NASA produced a variety of resources to help educators excite the Artemis Generation about humanity’s return to the Moon. The Artemis Camp Experience Guide, a set of hands-on activities telling the story of the Artemis missions, reached more than 100,000 people. Through the Artemis Generation Spacesuits and Build, Launch, Recover educator guides, students will learn all about the development of spacesuits and find out how NASA prepares for launch and recovers the spacecraft when a mission successfully ends.

Among the United States contributions to the SDG Actions, NOAA and NASA are pleased to be partners in the World Meteorological Organization (WMO) SDG Action for enhancing earth system observations, monitoring and forecasting for floods and droughts to ensure early warnings for all.  This Action will contribute in reducing the number of deaths and the number of people affected and substantially decrease the direct socio-economic losses from the water-related disasters, with a focus on protecting the poor and people in vulnerable situations (SDG 11.5).

Chair, the United States would also take a moment to underscore the view that space science and technology applications are essential to addressing current and future challenges and realizing the Sustainable Development Goals. It is only through continued and purposeful international collaboration that we can leverage our shared strengths to fully realize the potential impact Earth observations can have in our work. In the U.S. Department of State’s “Strategic Framework for Space Diplomacy,” released earlier this week, we explicitly note the importance of sharing government Earth observation data internationally to support “disaster management, climate change mitigation and adaptation, and economic development. Satellite Earth observations deliver a unique view of our world and provide substantial amounts of data that facilitate new methods and insights into the Sustainable Development Goals and their Indicators.

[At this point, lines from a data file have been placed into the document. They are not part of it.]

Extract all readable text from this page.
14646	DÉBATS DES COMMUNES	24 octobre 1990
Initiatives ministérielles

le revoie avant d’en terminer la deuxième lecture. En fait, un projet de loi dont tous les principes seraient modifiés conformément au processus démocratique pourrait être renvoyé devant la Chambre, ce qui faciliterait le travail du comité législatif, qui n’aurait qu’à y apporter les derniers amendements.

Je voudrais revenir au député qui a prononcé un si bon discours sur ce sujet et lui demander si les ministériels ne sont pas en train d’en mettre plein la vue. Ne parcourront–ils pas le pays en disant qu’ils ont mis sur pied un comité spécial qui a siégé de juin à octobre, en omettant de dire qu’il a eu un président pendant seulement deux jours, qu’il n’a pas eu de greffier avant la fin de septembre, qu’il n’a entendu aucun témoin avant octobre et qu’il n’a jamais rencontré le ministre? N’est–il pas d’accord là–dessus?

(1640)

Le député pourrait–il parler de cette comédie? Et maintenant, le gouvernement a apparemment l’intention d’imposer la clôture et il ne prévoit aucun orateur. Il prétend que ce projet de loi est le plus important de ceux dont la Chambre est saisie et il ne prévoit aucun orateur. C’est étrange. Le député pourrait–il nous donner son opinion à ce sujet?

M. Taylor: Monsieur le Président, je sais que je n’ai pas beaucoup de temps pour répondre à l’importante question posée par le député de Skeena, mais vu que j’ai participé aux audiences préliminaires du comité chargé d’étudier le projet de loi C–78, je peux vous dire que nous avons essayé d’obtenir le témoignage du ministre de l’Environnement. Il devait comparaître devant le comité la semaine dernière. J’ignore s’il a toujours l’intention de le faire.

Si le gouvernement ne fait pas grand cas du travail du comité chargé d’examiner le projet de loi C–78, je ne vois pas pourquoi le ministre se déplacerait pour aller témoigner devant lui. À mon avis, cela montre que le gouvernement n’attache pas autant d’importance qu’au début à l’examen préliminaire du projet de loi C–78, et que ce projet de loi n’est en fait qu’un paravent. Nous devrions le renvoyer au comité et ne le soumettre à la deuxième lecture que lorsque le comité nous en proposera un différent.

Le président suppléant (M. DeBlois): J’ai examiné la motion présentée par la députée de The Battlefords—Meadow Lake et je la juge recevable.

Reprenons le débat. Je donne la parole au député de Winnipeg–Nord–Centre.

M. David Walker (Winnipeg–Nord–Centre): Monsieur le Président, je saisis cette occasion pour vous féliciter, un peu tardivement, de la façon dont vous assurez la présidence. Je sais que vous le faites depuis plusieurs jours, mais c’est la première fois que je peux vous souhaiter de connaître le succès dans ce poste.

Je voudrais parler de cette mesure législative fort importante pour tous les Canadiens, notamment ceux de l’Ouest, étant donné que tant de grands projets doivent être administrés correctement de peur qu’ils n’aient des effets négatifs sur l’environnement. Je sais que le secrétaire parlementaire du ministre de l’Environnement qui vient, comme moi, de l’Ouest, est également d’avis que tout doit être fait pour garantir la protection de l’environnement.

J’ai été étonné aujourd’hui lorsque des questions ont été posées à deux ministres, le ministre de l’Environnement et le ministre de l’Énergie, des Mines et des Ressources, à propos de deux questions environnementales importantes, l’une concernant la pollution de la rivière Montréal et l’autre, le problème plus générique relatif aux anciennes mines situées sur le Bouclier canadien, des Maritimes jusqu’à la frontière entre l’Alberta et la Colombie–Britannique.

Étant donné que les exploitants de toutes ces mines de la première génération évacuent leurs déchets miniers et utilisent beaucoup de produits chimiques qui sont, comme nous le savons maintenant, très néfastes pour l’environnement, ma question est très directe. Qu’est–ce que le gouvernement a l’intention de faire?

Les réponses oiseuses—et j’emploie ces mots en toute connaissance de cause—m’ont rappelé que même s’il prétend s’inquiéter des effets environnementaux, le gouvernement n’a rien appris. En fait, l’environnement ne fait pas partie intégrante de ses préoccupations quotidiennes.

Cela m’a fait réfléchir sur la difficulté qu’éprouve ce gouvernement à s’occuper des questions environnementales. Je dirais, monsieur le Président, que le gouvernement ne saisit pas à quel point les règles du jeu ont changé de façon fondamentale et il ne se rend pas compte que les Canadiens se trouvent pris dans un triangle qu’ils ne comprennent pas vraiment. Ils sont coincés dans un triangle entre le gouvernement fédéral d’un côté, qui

To further advocate and realize these contributions, the United States works with established international forums such as the Group on Earth Observations (GEO) which launched a dedicated Initiative, Earth observations for the Sustainable Development Goals (EO4SDG). The United States, through NASA, the National Oceanic and Atmospheric Administration (NOAA), and United States Geological Survey (USGS) work to employ Earth observations in smart practices and solutions on the use of this data in planning, tracking, and reporting. This includes GEONETCast Americas, a user-driven, user-friendly and low-cost information dissemination service providing global information as a basis for sound decision-making in a number of critical areas such as biodiversity and ecosystem sustainability, disaster resilience, food security and sustainable agriculture, and sustainable urban development among others.

The United States’ work utilizing Earth observations for this goal is further enhanced by the Committee on Earth observation Satellites (CEOS), whose purpose is to ensure international coordination of civil space-based Earth observation programs. CEOS, alongside the Group on Earth Observations, jointly authored the report “Earth Observations in Support of the 2030 Agenda for Sustainable Development”, which highlights the potential role of Earth observations in supporting the global Indicator framework. The United States believes that a successful sustainable development agenda will require effective partnerships, such as these, for implementation.

I am also pleased to announce that NASA, the U.S. Mission to the International Organizations in Vienna, and UNOOSA are joining forces to hold a hackathon-style competition in early 2024 to encourage programmers, scientists, entrepreneurs, and policymakers to make use of the freely available earth observation data to develop applications in support of the sustainable development goals.